Saint John Climacus
Saint John, whose national origin remains unknown, was called Climacus because of a treatise he wrote called The Ladder (Climax) of Paradise.
He made such progress in learning as a disciple of Saint Gregory Nazianzen that while still young, he was called the Scholastic.
At the age of sixteen he turned from the brilliant future which lay before him, and retired to Mount Sinai, where he was placed under the direction of a holy monk named Martyrius.
Once that religious journeyed to Antioch and took the young John with him; they visited Saint Anastasius, a future Patriarch of Antioch, and the Saint asked Martyrius who it was who had given the habit to this novice?

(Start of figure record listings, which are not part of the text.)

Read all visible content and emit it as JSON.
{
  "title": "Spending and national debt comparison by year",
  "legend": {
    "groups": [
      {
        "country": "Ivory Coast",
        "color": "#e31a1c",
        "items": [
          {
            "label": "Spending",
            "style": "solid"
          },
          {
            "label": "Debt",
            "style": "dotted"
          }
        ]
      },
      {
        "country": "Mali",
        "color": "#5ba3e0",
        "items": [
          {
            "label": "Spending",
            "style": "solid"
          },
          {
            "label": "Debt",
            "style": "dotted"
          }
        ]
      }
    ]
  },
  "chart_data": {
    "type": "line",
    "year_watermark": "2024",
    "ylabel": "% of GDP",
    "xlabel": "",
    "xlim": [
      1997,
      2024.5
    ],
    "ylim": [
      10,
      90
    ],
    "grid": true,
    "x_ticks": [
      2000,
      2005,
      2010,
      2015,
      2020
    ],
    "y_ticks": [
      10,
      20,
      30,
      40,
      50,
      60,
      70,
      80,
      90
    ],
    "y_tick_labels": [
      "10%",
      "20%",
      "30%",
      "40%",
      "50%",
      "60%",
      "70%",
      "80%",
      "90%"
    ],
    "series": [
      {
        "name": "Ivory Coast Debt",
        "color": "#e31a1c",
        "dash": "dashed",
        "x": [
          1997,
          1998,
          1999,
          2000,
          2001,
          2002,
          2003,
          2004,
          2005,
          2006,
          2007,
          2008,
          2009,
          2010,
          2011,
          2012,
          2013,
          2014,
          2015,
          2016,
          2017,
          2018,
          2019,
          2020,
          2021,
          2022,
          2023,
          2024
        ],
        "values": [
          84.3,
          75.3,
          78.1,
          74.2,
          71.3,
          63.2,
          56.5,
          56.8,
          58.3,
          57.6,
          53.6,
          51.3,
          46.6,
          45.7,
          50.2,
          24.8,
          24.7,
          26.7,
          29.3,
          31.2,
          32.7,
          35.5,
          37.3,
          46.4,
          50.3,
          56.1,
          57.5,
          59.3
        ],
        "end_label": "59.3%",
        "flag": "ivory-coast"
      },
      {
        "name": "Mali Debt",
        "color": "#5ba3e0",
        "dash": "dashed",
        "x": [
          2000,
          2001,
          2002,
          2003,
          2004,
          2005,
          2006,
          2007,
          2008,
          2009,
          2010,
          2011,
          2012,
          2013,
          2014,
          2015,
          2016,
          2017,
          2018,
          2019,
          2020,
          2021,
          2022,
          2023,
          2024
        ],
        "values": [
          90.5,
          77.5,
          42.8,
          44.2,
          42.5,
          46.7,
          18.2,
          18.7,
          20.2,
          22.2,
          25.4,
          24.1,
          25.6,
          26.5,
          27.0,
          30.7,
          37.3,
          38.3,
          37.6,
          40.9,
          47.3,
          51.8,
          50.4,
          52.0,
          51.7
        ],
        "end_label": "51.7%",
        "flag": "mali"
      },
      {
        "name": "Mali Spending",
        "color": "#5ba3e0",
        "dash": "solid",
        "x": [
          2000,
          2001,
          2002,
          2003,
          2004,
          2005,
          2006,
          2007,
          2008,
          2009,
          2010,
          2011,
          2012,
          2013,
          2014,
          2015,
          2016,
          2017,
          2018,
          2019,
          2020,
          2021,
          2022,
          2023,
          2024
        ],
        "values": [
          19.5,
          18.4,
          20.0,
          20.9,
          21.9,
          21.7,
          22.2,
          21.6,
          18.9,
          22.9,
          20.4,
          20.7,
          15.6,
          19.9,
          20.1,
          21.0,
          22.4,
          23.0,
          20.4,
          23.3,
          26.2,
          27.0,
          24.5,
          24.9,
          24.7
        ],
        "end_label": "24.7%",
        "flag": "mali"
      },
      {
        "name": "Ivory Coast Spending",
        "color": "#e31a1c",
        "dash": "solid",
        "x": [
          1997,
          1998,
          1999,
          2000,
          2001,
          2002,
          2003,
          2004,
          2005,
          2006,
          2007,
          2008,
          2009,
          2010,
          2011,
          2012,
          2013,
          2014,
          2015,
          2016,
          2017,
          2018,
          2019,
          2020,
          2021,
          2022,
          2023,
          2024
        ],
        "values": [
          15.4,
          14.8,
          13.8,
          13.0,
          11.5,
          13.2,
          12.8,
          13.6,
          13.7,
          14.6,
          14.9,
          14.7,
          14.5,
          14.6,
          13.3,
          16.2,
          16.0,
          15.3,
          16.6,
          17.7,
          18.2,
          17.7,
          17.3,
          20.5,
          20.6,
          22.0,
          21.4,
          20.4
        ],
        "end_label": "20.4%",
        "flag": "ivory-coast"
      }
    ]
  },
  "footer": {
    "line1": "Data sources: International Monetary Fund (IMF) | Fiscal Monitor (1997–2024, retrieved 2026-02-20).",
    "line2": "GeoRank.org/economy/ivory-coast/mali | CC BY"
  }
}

Hearing that it was Martyrius himself, he replied, And who would have said that you gave the habit to an Abbot of Mount Sinai?
Another religious, a solitary, made the same prediction on a similar visit, and washed the feet of the one who would some day be Abbot of Mount Sinai.

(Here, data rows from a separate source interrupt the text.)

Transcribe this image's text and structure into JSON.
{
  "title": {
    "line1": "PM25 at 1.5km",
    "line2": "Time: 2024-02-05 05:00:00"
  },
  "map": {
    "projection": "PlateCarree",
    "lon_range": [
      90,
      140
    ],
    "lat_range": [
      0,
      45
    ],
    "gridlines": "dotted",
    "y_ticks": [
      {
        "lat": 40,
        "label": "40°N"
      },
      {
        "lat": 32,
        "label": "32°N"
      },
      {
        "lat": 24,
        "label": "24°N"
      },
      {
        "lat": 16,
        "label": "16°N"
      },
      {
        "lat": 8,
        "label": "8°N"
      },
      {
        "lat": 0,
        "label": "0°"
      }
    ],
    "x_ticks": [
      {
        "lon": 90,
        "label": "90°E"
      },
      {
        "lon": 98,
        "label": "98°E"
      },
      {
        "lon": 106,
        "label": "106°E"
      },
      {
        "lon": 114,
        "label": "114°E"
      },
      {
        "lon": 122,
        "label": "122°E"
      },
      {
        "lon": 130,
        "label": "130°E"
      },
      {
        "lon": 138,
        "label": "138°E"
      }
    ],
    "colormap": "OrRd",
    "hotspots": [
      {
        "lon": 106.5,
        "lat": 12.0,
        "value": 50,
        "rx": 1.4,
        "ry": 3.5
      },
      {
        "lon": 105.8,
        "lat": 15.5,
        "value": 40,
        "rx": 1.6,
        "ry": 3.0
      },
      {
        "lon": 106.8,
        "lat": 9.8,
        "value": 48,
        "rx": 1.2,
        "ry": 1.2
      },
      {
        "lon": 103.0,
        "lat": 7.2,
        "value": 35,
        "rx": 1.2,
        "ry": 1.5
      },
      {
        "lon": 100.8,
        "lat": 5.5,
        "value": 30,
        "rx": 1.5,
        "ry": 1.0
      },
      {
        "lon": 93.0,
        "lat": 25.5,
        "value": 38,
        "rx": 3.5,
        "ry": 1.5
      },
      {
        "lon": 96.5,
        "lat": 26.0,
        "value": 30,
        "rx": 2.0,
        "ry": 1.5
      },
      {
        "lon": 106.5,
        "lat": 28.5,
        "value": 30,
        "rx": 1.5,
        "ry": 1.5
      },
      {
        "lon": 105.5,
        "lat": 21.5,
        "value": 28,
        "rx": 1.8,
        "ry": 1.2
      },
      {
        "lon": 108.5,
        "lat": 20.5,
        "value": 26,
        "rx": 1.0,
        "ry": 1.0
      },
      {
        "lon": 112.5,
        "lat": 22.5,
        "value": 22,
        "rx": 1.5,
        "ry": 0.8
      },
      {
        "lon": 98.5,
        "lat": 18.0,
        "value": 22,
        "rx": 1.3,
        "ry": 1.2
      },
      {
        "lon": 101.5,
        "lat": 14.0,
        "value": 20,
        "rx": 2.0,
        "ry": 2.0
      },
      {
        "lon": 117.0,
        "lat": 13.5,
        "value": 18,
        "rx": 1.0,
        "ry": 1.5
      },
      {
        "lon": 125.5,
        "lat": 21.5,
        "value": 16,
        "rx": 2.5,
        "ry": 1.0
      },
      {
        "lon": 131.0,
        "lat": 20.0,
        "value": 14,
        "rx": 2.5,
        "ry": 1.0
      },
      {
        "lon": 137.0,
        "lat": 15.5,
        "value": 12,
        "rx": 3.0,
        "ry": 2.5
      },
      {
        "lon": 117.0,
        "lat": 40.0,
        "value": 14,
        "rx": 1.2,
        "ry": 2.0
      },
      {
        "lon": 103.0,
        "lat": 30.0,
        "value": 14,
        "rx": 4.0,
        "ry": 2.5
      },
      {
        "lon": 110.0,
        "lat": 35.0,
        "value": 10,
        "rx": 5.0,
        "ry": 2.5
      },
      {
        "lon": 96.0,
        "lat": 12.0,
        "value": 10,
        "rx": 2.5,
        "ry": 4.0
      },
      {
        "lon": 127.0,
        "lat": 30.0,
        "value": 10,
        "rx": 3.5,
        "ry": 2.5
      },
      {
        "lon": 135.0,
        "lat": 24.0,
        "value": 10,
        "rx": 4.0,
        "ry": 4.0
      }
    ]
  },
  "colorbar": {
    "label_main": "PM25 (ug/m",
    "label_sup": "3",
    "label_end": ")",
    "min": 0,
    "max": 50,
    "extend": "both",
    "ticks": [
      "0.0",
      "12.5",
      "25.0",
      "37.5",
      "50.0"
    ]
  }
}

Never was there a novice more fervent, more unrelenting in his efforts for self-mastery. On the death of his director, when John was about thirty-five years old, he withdrew into a deeper solitude, where he studied the lives and writings of the Saints and was raised to an unusual height of contemplation.
There he remained for forty years, making, however, a visit to the solitaries of Egypt for his instruction and inspiration.
The fame of his holiness and practical wisdom drew crowds around him for advice and consolation.
In the year 600, when he had reached the age of seventy-five, he was chosen as Abbot of Mount Sinai by a unanimous vote of the Sinai religious, who said they had placed the light upon its lampstand.
On the day of his installation, six hundred pilgrims came to Saint Catherine’s Monastery, and he performed all the offices of an excellent hotel-master; but at the hour of dinner, he could not be found to share the meal with them.
For four years, said his biographer, a monk of the monastery of Raithe, he dwelt on the mountain of God, and drew from the splendid treasure of his heart priceless riches of doctrine which he poured forth with wondrous abundance and benediction.
He was induced by a brother abbot to write the rules by which he had guided his life; and the book which he had already begun, The Ladder, detailing thirty degrees of advancement in the pursuit of perfection, has been prized in all ages for its wisdom, clearness, and unction.
At the end of that time, he retired again to his solitude, where he died the following year, as he had foretold.